Strength and torsion fracture mechanism of commercially pure titanium with ultrafine-grained structure

The mechanical behavior and the mechanism of torsional fracture of medical grade titanium Grade4 with an ultrafine-grained (UFG) structure in comparison with a coarse-grained (CG) structure were investigated. CG titanium (d(av) = 25 mu m) was investigated in the hot-rolled state. To obtain the UFG structure, two processing regimes were used. In the first regime, homogenization annealing was carried out at a temperature of 680 degrees C for 1 hour, then equal-channel angular pressing (6 passes) according to the "Conform" scheme (ECAP-C) at a workpiece and tool temperature of 250 degrees C (route Bc, phi=120 degrees). The average grain size is equal to 0.4 mu m. In the second regime, after homogenization annealing and six ECAP-C passes, the workpieces were drawn at a temperature of 200 degrees C (ECAP-C+D).
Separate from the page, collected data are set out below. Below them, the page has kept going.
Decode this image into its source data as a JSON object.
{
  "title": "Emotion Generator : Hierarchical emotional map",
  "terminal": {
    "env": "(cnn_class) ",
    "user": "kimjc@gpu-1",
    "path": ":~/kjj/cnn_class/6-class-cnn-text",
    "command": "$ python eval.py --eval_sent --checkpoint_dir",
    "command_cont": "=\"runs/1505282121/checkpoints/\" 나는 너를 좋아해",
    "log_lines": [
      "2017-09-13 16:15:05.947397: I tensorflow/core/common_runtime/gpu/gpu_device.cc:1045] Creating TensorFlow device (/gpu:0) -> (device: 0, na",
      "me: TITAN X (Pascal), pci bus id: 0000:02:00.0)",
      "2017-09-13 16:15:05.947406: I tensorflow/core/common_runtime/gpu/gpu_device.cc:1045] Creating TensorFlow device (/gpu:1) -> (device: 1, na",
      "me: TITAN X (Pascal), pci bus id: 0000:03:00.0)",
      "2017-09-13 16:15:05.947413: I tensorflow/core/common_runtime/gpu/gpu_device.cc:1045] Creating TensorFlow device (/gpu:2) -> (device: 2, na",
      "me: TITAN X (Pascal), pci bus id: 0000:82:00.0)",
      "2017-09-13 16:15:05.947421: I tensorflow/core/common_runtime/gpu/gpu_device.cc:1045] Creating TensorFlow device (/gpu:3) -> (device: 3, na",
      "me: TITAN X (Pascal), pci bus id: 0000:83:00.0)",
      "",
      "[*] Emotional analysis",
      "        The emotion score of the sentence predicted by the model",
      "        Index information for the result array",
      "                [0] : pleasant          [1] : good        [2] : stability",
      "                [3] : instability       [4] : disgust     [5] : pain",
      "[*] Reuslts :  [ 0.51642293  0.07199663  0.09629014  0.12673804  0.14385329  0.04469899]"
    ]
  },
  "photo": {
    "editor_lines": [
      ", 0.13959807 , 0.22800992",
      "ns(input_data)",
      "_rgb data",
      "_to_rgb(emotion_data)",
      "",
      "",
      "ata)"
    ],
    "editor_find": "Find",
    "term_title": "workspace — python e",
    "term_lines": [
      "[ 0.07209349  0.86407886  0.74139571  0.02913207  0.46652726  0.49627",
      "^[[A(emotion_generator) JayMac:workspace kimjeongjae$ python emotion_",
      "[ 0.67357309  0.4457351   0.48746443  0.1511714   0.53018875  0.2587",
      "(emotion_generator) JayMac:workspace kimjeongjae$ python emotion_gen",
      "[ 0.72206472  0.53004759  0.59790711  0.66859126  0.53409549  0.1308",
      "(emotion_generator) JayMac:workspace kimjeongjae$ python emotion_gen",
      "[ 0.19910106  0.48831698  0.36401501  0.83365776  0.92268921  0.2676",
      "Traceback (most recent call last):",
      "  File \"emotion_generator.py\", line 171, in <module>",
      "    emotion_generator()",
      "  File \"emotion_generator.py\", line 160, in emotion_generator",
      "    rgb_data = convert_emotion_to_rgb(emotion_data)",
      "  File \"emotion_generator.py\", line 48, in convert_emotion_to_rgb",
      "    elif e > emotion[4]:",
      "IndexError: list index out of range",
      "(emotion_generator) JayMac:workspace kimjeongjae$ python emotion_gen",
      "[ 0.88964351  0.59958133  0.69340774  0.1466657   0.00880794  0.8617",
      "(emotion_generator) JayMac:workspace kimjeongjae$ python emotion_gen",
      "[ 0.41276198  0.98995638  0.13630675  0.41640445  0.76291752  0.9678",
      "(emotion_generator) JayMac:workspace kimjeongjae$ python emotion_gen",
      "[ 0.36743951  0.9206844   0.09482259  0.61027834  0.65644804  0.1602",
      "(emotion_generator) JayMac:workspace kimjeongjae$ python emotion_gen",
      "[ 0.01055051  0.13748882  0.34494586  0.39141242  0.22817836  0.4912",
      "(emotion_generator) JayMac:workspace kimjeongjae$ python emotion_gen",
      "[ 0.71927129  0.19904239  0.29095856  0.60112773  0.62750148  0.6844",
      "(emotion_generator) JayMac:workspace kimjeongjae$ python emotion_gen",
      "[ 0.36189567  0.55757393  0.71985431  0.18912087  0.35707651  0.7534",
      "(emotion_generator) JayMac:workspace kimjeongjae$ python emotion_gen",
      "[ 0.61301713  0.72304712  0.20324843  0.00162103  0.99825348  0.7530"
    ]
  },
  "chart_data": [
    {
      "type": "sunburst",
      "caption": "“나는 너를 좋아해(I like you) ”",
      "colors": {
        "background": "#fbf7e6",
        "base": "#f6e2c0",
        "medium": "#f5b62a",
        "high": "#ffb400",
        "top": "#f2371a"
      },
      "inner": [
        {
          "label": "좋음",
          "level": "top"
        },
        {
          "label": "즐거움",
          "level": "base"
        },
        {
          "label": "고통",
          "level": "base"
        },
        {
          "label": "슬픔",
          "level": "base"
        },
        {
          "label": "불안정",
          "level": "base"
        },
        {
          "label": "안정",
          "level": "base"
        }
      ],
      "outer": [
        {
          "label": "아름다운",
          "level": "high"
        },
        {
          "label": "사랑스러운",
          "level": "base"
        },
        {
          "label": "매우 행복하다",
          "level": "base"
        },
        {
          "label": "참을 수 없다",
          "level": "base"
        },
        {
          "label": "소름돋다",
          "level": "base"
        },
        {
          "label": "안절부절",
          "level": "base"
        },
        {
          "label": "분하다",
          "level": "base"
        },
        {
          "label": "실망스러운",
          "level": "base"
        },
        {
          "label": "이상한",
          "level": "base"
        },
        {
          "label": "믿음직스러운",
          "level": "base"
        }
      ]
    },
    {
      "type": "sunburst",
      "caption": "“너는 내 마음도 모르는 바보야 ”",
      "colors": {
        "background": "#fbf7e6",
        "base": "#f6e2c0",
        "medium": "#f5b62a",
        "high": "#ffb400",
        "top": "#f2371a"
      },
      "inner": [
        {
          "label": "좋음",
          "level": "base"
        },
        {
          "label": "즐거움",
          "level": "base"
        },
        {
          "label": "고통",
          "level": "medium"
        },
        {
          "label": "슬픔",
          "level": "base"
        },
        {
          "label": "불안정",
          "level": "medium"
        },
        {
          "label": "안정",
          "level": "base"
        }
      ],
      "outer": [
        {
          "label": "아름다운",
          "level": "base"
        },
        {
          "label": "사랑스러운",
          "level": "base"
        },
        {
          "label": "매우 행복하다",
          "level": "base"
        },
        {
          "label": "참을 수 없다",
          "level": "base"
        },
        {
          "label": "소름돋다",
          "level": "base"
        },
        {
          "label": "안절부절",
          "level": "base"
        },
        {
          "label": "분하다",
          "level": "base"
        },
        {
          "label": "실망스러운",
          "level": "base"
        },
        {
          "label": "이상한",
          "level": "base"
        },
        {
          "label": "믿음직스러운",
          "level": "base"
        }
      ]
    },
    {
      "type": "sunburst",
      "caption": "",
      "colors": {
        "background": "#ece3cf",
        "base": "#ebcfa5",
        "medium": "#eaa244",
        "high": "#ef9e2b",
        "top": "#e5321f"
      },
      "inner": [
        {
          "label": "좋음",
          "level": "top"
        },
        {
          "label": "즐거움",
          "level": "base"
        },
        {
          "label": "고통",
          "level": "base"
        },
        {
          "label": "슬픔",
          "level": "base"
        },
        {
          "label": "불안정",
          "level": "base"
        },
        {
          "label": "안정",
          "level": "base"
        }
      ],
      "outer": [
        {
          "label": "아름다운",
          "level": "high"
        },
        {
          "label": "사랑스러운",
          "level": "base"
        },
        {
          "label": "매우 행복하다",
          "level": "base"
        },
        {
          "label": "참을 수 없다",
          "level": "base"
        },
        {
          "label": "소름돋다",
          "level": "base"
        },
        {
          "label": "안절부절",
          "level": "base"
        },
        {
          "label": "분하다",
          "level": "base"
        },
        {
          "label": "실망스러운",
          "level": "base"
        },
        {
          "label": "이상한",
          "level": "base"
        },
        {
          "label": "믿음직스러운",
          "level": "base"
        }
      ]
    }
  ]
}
The average grain size is equal to 0.2 mu m. The torsion test of samples with a diameter of 3 mm (close to the diameter of screws for fixing plates in traumatology) was carried out on a KTS 403-20-0.5 installation in accordance with GOST 3565-80. The torque, number of revolutions and angle of twisting of the samples made from CG and UFG titanium, as well as the mechanical properties of titanium during torsion were evaluated. Torsion tests have shown that the torsional strength and the torsional yield strength of UFG titanium increase, and the relative shear decreases in comparison with similar properties of CG titanium. In addition, the mode of nanostructuring (ECAP-C+D) provides higher values of the torsional strength properties of titanium compared to ECAP-C, which is favorable from the standpoint of resistance to fracture of titanium screws by torsion. On the surface of the fractures, there are three regions differing in microrelief: the central part of the fracture, the middle (transitional) and the peripheral parts. In the central part of the fractures, the microrelief consists of equiaxed dimples and structureless areas. In the middle part, shear dimples dominate, and in the peripheral part of fractures, areas of shear dimples alternate with areas of the rubbed surface.